Because patients with baseline brain metastasis were required to have brain radiotherapy before enrollment, we did not evaluate intracranial activity using RECIST criteria. Therefore, we evaluated rates of first site of disease progression in the brain to assess intracranial activity. In the EXCLAIM cohort, 68% of patients with baseline brain metastasis and subsequent PD had first progression (per investigator assessment) in the brain, while 38% of all patients with PD had first progression in the brain. About 23% of patients remained on treatment at least 3 months after PD in the brain. These observations suggest that mobocertinib may have limited intracranial activity; however, patients may have systemic benefit from continuing mobocertinib treatment after progression in the brain.

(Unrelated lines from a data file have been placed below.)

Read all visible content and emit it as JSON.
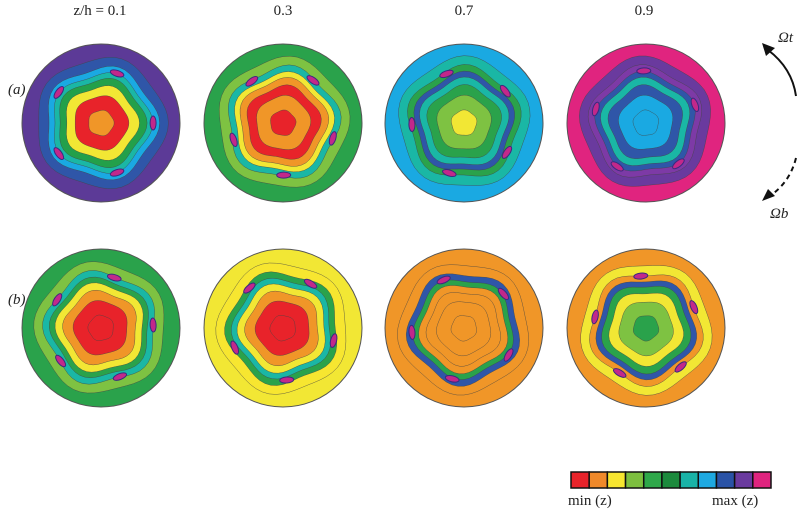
{
  "column_labels": [
    "z/h = 0.1",
    "0.3",
    "0.7",
    "0.9"
  ],
  "row_labels": [
    "(a)",
    "(b)"
  ],
  "rotation_labels": {
    "top": "Ωt",
    "bottom": "Ωb"
  },
  "colorbar": {
    "min_label": "min (z)",
    "max_label": "max (z)",
    "colors": [
      "#e8232a",
      "#f0892a",
      "#f7e630",
      "#7dbf3f",
      "#2fa84a",
      "#1c8a3d",
      "#19b3a7",
      "#1ea9e1",
      "#2a53a6",
      "#6a3a9e",
      "#e0247f"
    ]
  },
  "panels": [
    {
      "row": "a",
      "col": 1,
      "levels": [
        "#5c3a97",
        "#2f56a8",
        "#1aa9e2",
        "#1ab7a5",
        "#23a04a",
        "#f2e734",
        "#e8232a",
        "#f09628"
      ]
    },
    {
      "row": "a",
      "col": 2,
      "levels": [
        "#2aa24b",
        "#7ec242",
        "#1ab7a5",
        "#f2e734",
        "#f09628",
        "#e8232a",
        "#f09628",
        "#e8232a"
      ]
    },
    {
      "row": "a",
      "col": 3,
      "levels": [
        "#1aa9e2",
        "#1ab7a5",
        "#2aa24b",
        "#2f56a8",
        "#1ab7a5",
        "#2aa24b",
        "#7ec242",
        "#f2e734"
      ]
    },
    {
      "row": "a",
      "col": 4,
      "levels": [
        "#e0247f",
        "#6a3a9e",
        "#7d3aa6",
        "#2f56a8",
        "#1ab7a5",
        "#2f56a8",
        "#1aa9e2",
        "#1aa9e2"
      ]
    },
    {
      "row": "b",
      "col": 1,
      "levels": [
        "#2aa24b",
        "#7ec242",
        "#1ab7a5",
        "#2aa24b",
        "#f2e734",
        "#f09628",
        "#e8232a",
        "#e8232a"
      ]
    },
    {
      "row": "b",
      "col": 2,
      "levels": [
        "#f2e734",
        "#f7e630",
        "#2aa24b",
        "#1ab7a5",
        "#f2e734",
        "#f09628",
        "#e8232a",
        "#e8232a"
      ]
    },
    {
      "row": "b",
      "col": 3,
      "levels": [
        "#f09628",
        "#f09628",
        "#2f56a8",
        "#2aa24b",
        "#f09628",
        "#f09628",
        "#f09628",
        "#f09628"
      ]
    },
    {
      "row": "b",
      "col": 4,
      "levels": [
        "#f09628",
        "#f2e734",
        "#f09628",
        "#2f56a8",
        "#2aa24b",
        "#f2e734",
        "#7ec242",
        "#2aa24b"
      ]
    }
  ]
}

Second- and third-generation EGFR TKIs have minimal activity for EGFRex20ins-positive mNSCLC. Poziotinib resulted in IRC-assessed ORRs of 15% to 19%, median PFS of 4.2 months, and median DoR of 7.4 months.23,24 Osimertinib demonstrated ORRs of 5% to 25%, median PFS of 3.6 to 9.7 months, and median DoR of 5.7 months, with the 25% response rate observed at a dose of 160 mg daily (twice the approved dose).25,26 Amivantamab, a human anti–EGFR-MET bispecific antibody, demonstrated clinical activity similar to mobocertinib, but the safety profiles of the 2 agents are different.27 The most common treatment-related AEs with amivantamab were cutaneous AEs, infusion-related reactions, and paronychia.27 The safety profile of mobocertinib was characterized mainly by gastrointestinal and cutaneous AEs, similar to the safety profile of other EGFR TKIs.28,29
Limitations
This study was a nonrandomized, open-label, phase 1/2 study that did not include a control arm; thus, data need to be interpreted in the context of historical comparison to current literature or real-world evidence in patients with EGFRex20ins-positive NSCLC. In addition, not all EGFRex20ins mutations were detectable by next-generation sequencing analysis, and tumor tissues were sometimes not of sufficient quality or quantity. Lastly, because patients with active or untreated brain metastases were excluded from the study and only approximately one-third of patients had baseline brain metastases, further study will be required to determine the activity of mobocertinib in this population.
Conclusions
In this phase 1/2 open-label nonrandomized clinical trial, mobocertinib, a first-in-class, once-daily oral EGFR TKI designed to target EGFRex20ins mutations, was associated with antitumor activity in platinum-pretreated patients with EGFRex20ins-positive mNSCLC. Confirmed responses were observed across various EGFRex20ins mutation subtypes. The AE profile was manageable and consistent with that of other EGFR TKIs. Antitumor activity and safety results were similar in the EXCLAIM cohort, which also demonstrated improved NSCLC symptom scores and stable Global Health Status/QOL scores. Mobocertinib appears to have a favorable risk-benefit profile in patients with previously treated EGFRex20ins-positive mNSCLC and may serve as a potential treatment option in this patient population, which has a high unmet medical need.